Review: Black Mass

Every intro to an episode of one of my favorite podcast, Sword and Scale, opens with the line, “The worst monsters are real”, and that’s exactly what crossed my mind after seeing Johnny Depp’s latest film Black Mass.

Directed by Scott Cooper (Crazy Heart, Out of the Furnace), Black Mass tells the story of James ‘Whitey’ Bulger (Depp), head of South Boston’s Winter Hill Gang, who became an FBI informant to help take down the Italian Mafia, and how Bulger’s alliance with FBI agent John Connolly (Joel Edgerton) helped him become one of the biggest criminals in U.S history.

Black Mass does tell Bulger’s unbelievable story, but more than Bulger’s rise to power, it tells a story of corruption, crime, and the bond of friendships. When the story isn’t focused on the horrific crimes being committed by the Winter Hill Gang, it shows Agent Connolly frantically trying to keep his fellow agents off Bulger’s back.

Connolly’s loyalty and commitment to Bulger helped him rise through the ranks of the FBI and gave Bulger all the cover he needed become a kingpin. The FBI was able to take down crime families, while Bulger was able to wipe out his competition. Over the years, the two men became masters at taking out two birds with one stone. They blurred the lines between criminals and law enforcement as they traded favors back-and-forth like baseball cards.

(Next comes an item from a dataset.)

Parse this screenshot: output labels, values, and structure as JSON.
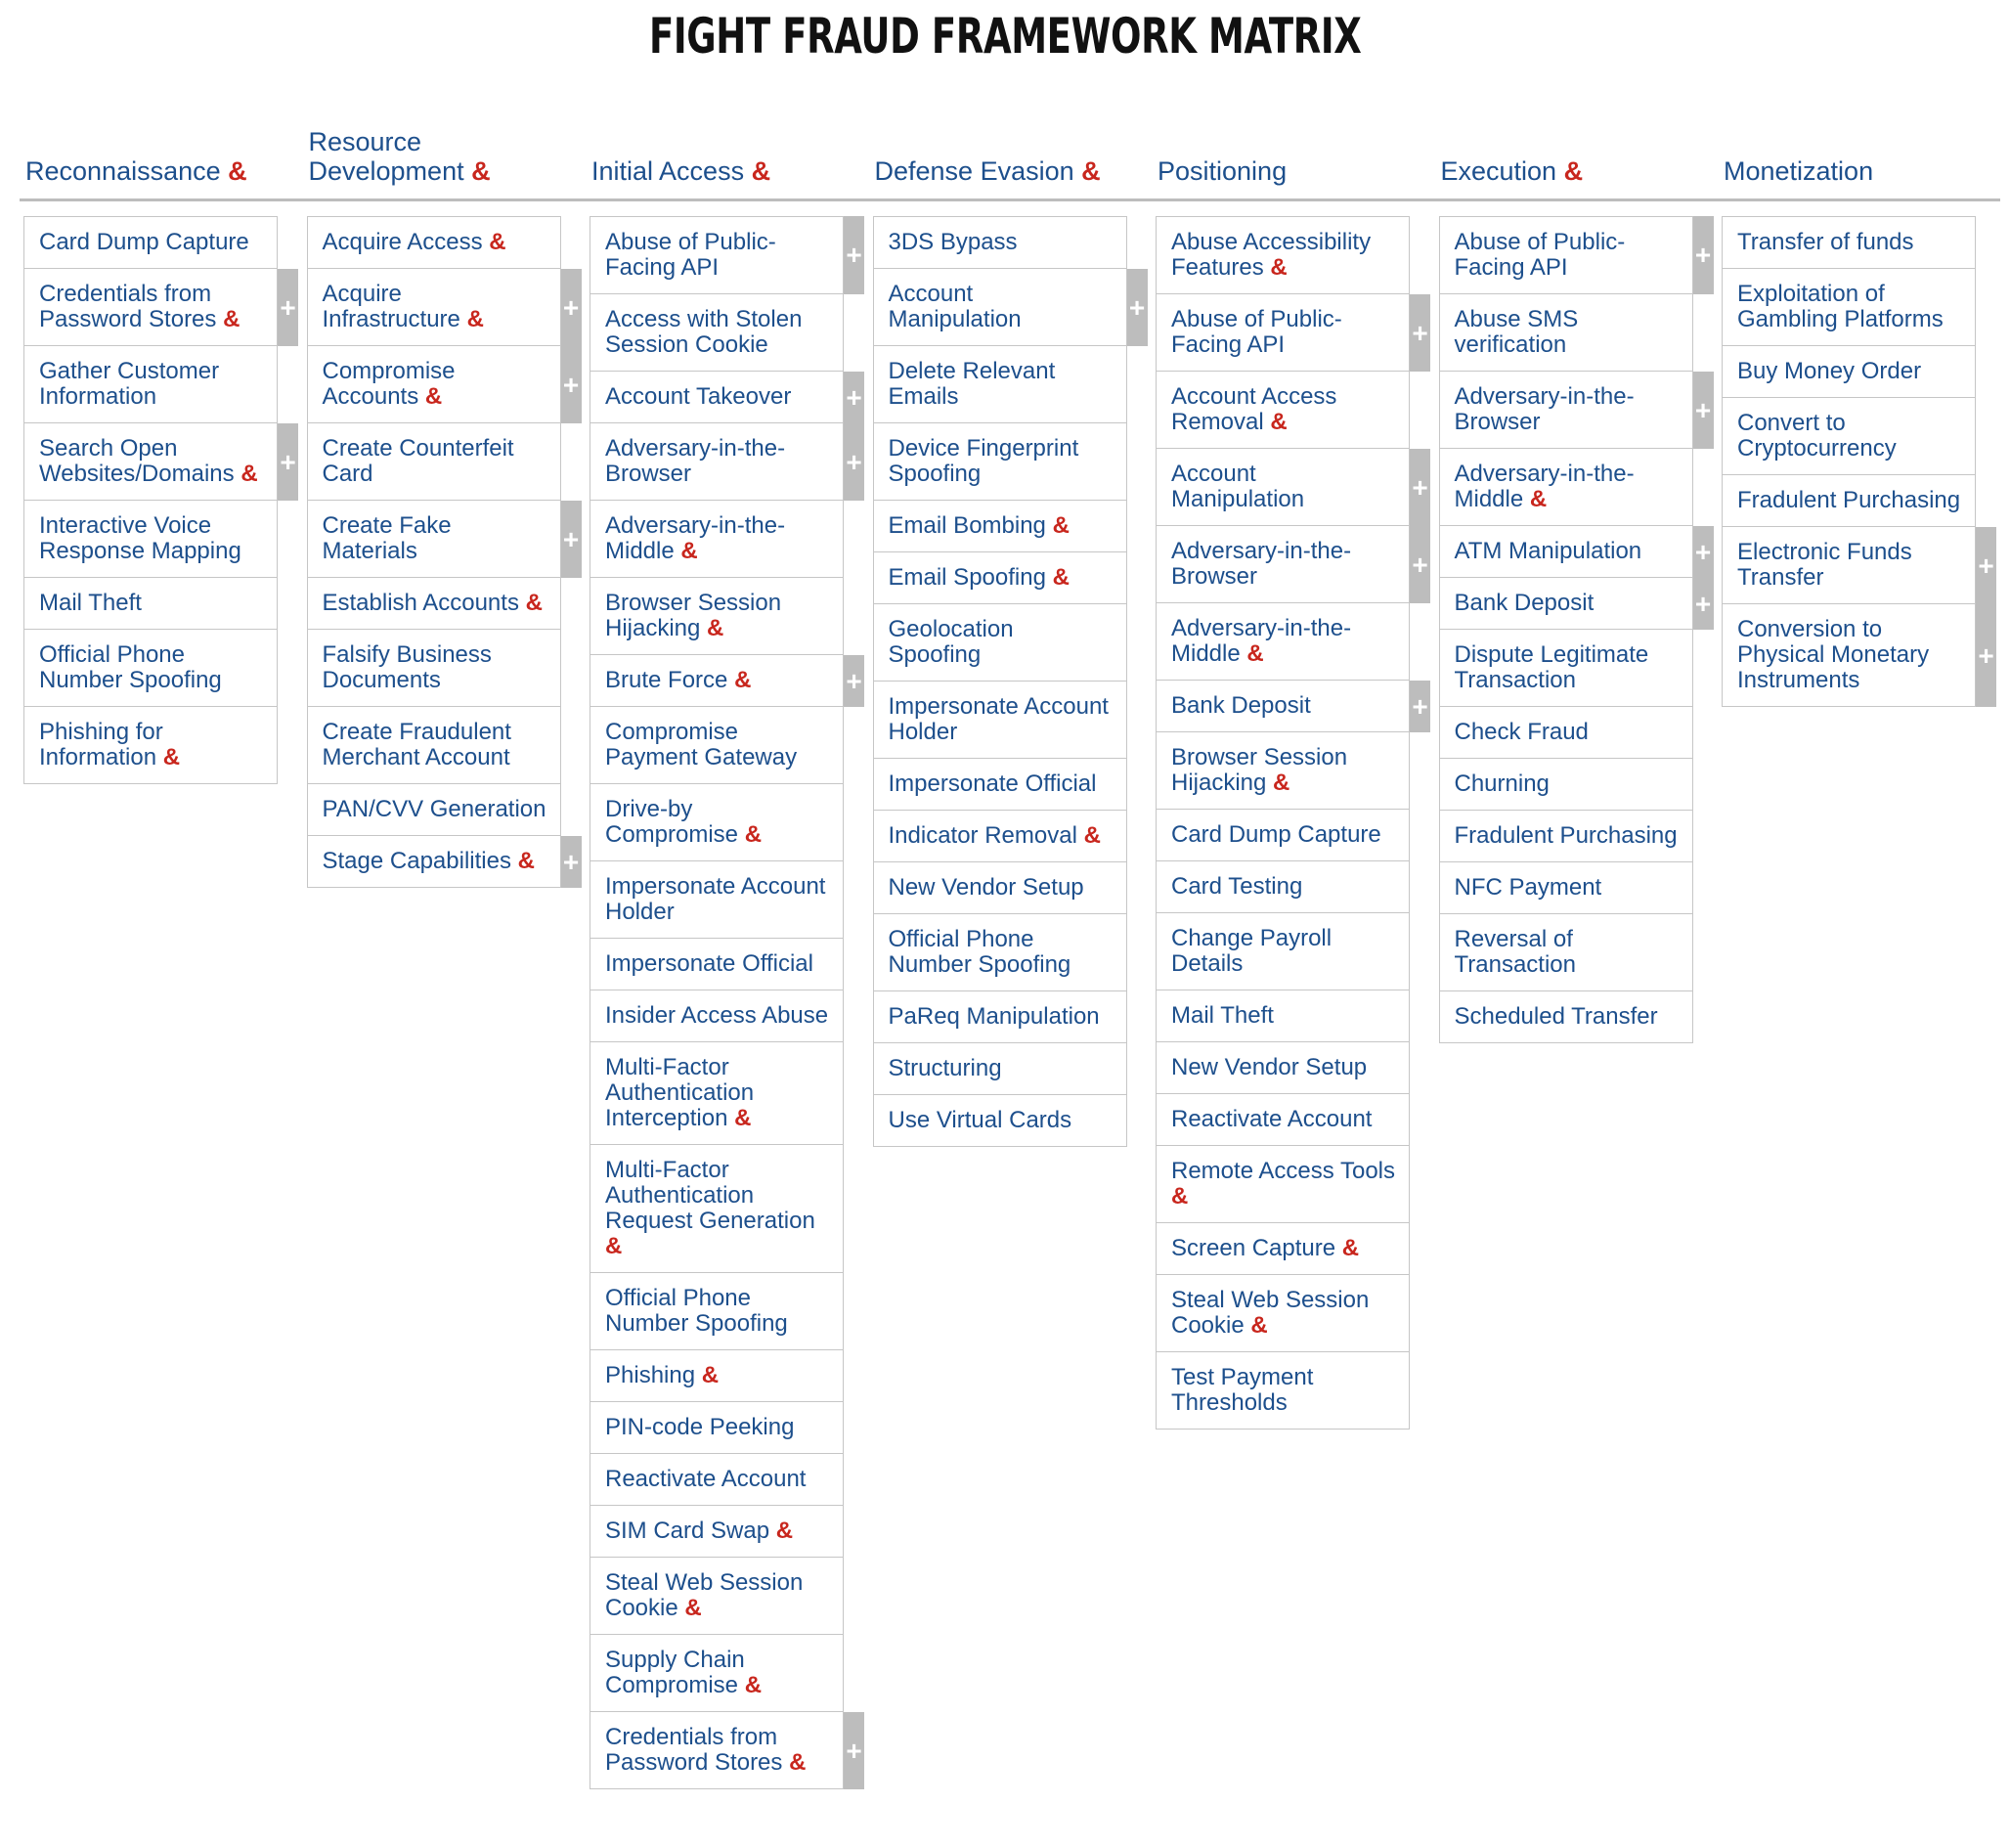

How could a criminal known for killing “rats” be an FBI informant and have a close relationship with an FBI agent?  Well, their relationship is best described in a scene where Bulger talks to his son after he gets in trouble for punching another kid at school. Bulger explains, “It’s not what you do, it’s when and where you do it, and who you do it to, or with. If nobody sees it, it didn’t happen.”

Depp performance as Bulger is as good as advertised. It’s not just the slicked back blonde hair and cold blue eyes that make him intimidating. It’s Bulger’s ability to kill a person one minute and play cards with his mother the next. One of Depp’s most disturbing scenes as Bulger doesn’t involve a murder, but a scene where Bulger has a creepy encounter with  Connolly’s wife. It’s not clear if he’s flirting with her or threatening her life.  Watching, you’re unsure what’s going to happen during their exchange, but you know Bulger is capable of anything, at any moment. That’s what made him terrifying.

Not to be outdone, Joel Edgerton gives a fantastic performance as John Connolly. With Connolly constantly giving cover for the Winter Hill Gang, he’s a man constantly living underneath a bed of lies. Edgerton doesn’t play Connolly as an outright villain, but a man who believes in not turning his back on the people who’ve helped him. As the film goes on, you can see the weight of what he’s doing taking a toll on him and his family.  One of Edgerton’s great scenes is when Connolly subtlety pokes at prosecutor Fred Wyshak (Corey Stoll) to see if he can manipulate him. It’s the slimy, sneaky behavior you’d expect from a guy who was more criminal than he was law enforcement.

As a gangster film, Black Mass is par for the course. It’s not breaking new ground in the genre, but its terrific performances and incredible cast is what makes it a must see. Depp and Edgerton’s performances are helped by Benedict Cummberbatch, Kevin Bacon, Corey Stoll, Peter Sarsgaard, Dakota Johnson, Adam Scott, Juno Temple, and an unrecognizable Jesse Plemons (Friday Night Lights).

Black Mass is a reminder that the worst monsters are real, and there are real monsters on both sides of the law.